The World Series is going back to New York for Game 6, and an avalanche of questions is following close behind.
For instance, did Yankees manager Joe Girardi give the Phillies the opening they needed to become the first team in 30 years to recover from a 3-to-1 deficit without homefield advantage, and still win a World Series?
Has he ensured that the Yankees will use starting pitchers on short rest for the rest of the Series?
And was his decision to start A.J. Burnett on three days rest Monday night based on his confidence in Burnett's abilities, or was it a complete lack of faith in the back end of his rotation?

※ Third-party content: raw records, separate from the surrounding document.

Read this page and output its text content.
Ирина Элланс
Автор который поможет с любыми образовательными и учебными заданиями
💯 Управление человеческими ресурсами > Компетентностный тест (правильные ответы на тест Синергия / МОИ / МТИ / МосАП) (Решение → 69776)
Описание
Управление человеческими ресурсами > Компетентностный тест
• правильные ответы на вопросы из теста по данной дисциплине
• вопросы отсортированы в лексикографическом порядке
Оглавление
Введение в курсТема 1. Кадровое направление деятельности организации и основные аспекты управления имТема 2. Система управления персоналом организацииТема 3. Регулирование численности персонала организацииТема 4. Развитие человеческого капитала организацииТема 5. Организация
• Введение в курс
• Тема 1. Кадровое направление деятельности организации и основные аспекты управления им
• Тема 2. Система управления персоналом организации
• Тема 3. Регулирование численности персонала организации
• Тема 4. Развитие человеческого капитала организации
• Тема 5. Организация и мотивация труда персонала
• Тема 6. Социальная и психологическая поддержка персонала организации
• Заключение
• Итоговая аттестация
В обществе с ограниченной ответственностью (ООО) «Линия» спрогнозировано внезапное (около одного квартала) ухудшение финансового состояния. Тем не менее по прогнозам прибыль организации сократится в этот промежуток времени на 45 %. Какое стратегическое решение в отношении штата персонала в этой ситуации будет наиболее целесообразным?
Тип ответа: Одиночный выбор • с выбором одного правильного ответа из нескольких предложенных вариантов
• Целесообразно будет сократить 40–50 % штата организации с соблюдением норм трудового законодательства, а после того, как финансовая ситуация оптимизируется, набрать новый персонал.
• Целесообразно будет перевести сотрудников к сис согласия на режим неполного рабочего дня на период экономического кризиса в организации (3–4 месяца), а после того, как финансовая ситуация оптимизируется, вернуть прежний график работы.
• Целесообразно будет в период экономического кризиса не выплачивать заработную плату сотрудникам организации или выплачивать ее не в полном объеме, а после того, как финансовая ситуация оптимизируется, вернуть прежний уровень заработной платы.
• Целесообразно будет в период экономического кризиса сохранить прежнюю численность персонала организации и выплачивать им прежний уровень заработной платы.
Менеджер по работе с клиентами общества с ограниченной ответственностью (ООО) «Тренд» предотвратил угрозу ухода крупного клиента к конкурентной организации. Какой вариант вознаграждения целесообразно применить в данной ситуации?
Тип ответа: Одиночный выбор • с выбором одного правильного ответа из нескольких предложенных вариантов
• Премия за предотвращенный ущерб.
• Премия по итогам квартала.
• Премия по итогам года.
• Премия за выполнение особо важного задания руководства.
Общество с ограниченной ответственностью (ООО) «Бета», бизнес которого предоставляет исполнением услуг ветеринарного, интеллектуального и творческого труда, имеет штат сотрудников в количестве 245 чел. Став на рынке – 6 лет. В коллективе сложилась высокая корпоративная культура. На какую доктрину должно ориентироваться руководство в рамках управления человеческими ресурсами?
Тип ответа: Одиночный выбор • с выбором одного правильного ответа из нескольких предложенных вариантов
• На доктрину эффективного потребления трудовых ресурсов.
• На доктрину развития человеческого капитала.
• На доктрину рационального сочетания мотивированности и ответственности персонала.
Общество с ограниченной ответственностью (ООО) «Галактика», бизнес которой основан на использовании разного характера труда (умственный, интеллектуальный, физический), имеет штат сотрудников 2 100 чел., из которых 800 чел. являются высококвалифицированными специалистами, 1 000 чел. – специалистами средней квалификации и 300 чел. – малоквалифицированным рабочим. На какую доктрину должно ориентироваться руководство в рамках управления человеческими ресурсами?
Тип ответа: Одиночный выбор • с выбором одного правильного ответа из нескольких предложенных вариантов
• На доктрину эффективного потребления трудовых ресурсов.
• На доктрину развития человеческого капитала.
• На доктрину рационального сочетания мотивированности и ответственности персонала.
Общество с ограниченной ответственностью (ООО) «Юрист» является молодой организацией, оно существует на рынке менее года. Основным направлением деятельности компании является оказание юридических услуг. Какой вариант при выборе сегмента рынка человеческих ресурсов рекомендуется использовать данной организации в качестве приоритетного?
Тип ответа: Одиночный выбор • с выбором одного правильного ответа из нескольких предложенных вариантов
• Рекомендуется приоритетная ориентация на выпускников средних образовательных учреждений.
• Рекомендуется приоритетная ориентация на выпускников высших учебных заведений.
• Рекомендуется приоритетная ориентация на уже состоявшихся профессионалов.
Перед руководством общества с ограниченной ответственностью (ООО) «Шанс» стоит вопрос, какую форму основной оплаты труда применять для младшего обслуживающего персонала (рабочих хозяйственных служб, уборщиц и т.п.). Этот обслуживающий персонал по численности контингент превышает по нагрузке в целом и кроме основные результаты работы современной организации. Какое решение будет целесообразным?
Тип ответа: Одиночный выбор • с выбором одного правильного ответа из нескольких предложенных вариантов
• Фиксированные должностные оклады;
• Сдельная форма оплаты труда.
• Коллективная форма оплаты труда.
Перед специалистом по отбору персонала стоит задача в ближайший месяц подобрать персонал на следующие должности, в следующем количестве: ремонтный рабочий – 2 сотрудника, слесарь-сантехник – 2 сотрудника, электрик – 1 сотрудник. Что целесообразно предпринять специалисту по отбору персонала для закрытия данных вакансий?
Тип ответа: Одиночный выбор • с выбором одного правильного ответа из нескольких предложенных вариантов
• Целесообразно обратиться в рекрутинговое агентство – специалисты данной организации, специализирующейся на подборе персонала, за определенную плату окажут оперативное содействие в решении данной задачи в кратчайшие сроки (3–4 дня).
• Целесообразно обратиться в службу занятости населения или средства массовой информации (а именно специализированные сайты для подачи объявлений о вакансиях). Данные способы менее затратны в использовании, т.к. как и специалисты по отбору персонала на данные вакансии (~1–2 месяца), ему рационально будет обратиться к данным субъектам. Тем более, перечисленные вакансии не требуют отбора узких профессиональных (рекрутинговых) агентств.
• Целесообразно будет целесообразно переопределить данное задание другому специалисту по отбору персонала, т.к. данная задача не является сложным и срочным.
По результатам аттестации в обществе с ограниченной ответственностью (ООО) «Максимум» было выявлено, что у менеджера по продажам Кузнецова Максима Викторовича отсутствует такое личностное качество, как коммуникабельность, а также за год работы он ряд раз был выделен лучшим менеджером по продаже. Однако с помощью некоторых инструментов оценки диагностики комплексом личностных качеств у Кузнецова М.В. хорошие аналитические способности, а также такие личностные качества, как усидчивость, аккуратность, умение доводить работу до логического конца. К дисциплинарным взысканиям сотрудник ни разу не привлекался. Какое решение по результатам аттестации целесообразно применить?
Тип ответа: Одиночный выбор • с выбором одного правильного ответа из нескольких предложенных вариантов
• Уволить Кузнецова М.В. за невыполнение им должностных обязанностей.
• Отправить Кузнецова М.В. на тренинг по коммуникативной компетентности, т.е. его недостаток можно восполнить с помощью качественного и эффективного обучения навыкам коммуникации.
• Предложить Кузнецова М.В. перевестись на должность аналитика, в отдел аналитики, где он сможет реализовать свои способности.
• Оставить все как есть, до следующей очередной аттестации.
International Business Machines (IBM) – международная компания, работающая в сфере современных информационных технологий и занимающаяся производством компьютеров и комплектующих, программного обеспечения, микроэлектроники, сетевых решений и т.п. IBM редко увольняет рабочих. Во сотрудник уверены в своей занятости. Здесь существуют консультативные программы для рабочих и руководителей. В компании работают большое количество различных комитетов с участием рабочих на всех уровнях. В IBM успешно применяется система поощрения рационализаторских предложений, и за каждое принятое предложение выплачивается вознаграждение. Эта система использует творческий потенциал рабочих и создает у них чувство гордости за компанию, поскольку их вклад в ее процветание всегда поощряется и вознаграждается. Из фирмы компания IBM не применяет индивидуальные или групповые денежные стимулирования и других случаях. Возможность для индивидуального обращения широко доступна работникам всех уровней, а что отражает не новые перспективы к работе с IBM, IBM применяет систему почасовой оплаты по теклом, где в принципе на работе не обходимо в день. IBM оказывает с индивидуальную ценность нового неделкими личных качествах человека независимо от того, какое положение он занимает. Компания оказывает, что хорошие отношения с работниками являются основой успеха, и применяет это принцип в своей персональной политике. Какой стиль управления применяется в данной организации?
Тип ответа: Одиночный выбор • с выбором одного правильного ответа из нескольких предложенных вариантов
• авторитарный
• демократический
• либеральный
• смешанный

Today, they are all legitimate questions because the Phillies have new life after an 8-6 victory in Game 5. It's true, they are still behind in the Series. It's true, the final two games will be at Yankee Stadium. And it's true that Philadelphia's rotation is on the wrong side of ugly.
On the other hand, did Girardi screw up?
"No, I don't think there was any correlation," Girardi said, when asked if three days' rest was a factor in Burnett's performance. "He just lacked command tonight."
The issue is not that the Yankees lost Game 5. That was a pretty strong possibility no matter who was pitching because the Phillies had Cliff Lee going on full rest. The problem is how that decision impacts Game 6.
Girardi has a choice between giving Chad Gaudin the first postseason start of his career, or using 37-year-old Andy Pettitte on three days' rest. All indications are Pettitte will be handed the ball on Wednesday. Girardi said he will see how the left-hander feels this afternoon, but it's hard to imagine Pettitte passing up the chance for another World Series start.
Whether it ends up being Pettitte or Gaudin, it seems obvious that neither option would be as appealing as Burnett on full rest.
And that may be the decision Girardi lives to regret. He could have played it safe and started Gaudin in Game 5, knowing that a victory on the road against Lee was a tall order. Instead, he got greedy. He tried to step on Philly's throat, and he missed.
"This one is on me," Burnett said. "These guys put up the kind of runs that usually win ballgames. I have to take it hard. It was nobody else's fault but mine out there. It was embarrassing.
"You have to figure out ways to throw strikes. And I didn't do it."
Burnett could not even get an out in the third while pitching on short rest for the first time in more than a year. He allowed nine of 15 hitters to reach base, and gave up six runs. It was the worst starting performance by a pitcher in the World Series since Russ Ortiz gave up seven runs in 12/3 innings for the Giants against Anaheim in Game 2 of 2002.
Girardi had made the announcement about Burnett before early Sunday afternoon, but acknowledged he reconsidered throwing Gaudin after the Yankees won Game 4 on Sunday night. There was also the consideration that Burnett has pitched much better at Yankee Stadium (a 3.51 ERA) than on the road (4.59) this season.
"We talked about it a little bit," Girardi said. "The interesting thing is Chad hasn't thrown much in the last month, and that's a difficult spot to put him in."
No more difficult than Game 6 on Wednesday night.
Either way, Girardi is looking at a risky proposition. Pettitte has been effective on three days' rest in the postseason in his career (3-1, 2.88 ERA), but he hasn't done it since 2003. On the other hand, Gaudin has not made a start since Sept. 28.
No manager has used a three-man rotation in a World Series of six games or more since the Braves lost to the Blue Jays in 1992, but Girardi seems to be leaning in that direction.
"If Andy physically feels good, he's going to go on Wednesday," Girardi said. "This is something we've talked about all throughout. If he feels good, he's going"
In effect, Girardi is getting another chance at the same decision.
Does he use a fully rested Gaudin, or a veteran on short rest?
Girardi is either going to prove he was right all along, or he will be answering questions about one of the most damaging managerial decisions in World Series history.